А Мия в это время стояла перед закрытой дверью. Она знала, что там, за нею, – Гаррэт. Ее дед. Ноги сами вынесли ее к этой двери, стоило только попросить. И вот надо войти. И что сказать? Она давно перестала искать подсказки в своей книге, и ей одной решать теперь, что будет дальше.

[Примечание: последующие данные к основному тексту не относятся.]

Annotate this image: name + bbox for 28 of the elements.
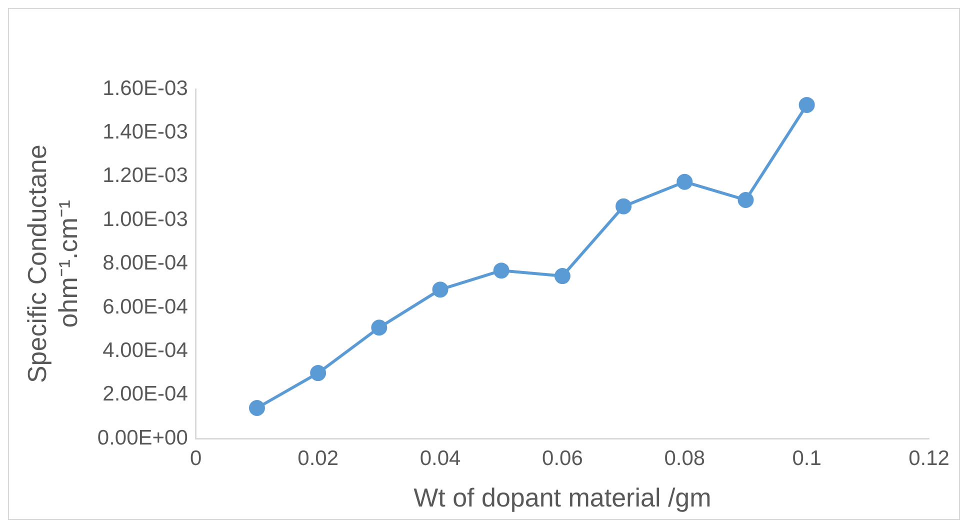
point bbox=[371, 320, 388, 336]
point bbox=[248, 400, 265, 416]
point bbox=[554, 268, 570, 284]
x-tick-label: 0 bbox=[190, 446, 202, 470]
point bbox=[432, 282, 448, 298]
y-tick-label: 1.40E-03 bbox=[102, 120, 188, 144]
point bbox=[310, 365, 326, 382]
point bbox=[738, 192, 754, 208]
x-tick-label: 0.02 bbox=[298, 446, 339, 470]
x-axis-title: Wt of dopant material /gm bbox=[414, 482, 712, 513]
y-tick-label: 1.00E-03 bbox=[102, 208, 188, 231]
x-tick-label: 0.08 bbox=[664, 446, 706, 470]
x-tick-label: 0.06 bbox=[542, 446, 583, 470]
y-tick-label: 4.00E-04 bbox=[102, 338, 188, 362]
y-tick-label: 1.20E-03 bbox=[102, 164, 188, 188]
y-tick-label: 8.00E-04 bbox=[102, 252, 188, 275]
point bbox=[798, 96, 815, 113]
y-tick-label: 0.00E+00 bbox=[97, 426, 188, 450]
y-tick-label: 1.60E-03 bbox=[102, 76, 188, 100]
y-tick-label: 6.00E-04 bbox=[102, 295, 188, 318]
x-tick-label: 0.1 bbox=[792, 446, 822, 470]
point bbox=[676, 174, 693, 190]
y-tick-label: 2.00E-04 bbox=[102, 382, 188, 406]
x-tick-label: 0.04 bbox=[420, 446, 462, 470]
point bbox=[616, 198, 632, 214]
x-tick-label: 0.12 bbox=[908, 446, 950, 470]
y-axis-title: Specific Conductane ohm⁻¹.cm⁻¹ bbox=[22, 144, 83, 384]
point bbox=[493, 262, 510, 279]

Мия постучала. И поймала себя на мысли: она надеется, что ей не ответят и можно будет со спокойной совестью уйти, отсрочить свидание, все-таки раннее утро, он старый человек, он спит наверняка. Но из-за двери послышалось легкое покашливание, а потом чуть хрипловатый голос сказал:
– Войдите.
И она вошла.
Комната была небольшой и вместе с тем просторной. Наверное, это из-за панорамного окна и почти полного отсутствия мебели. Кровать, кресло у окна и маленький столик у стены – вот и все. В кресле сидел человек в вязаном свитере и мягких домашних брюках. Худой, смуглый, совсем седой. Он показался Мии страшно знакомым, будто она точно знала, как он должен выглядеть, и тут же поняла: так будет выглядеть ее отец, когда состарится. Дед внимательно смотрел на Мию. Потом сказал:
– Я тебя знаю.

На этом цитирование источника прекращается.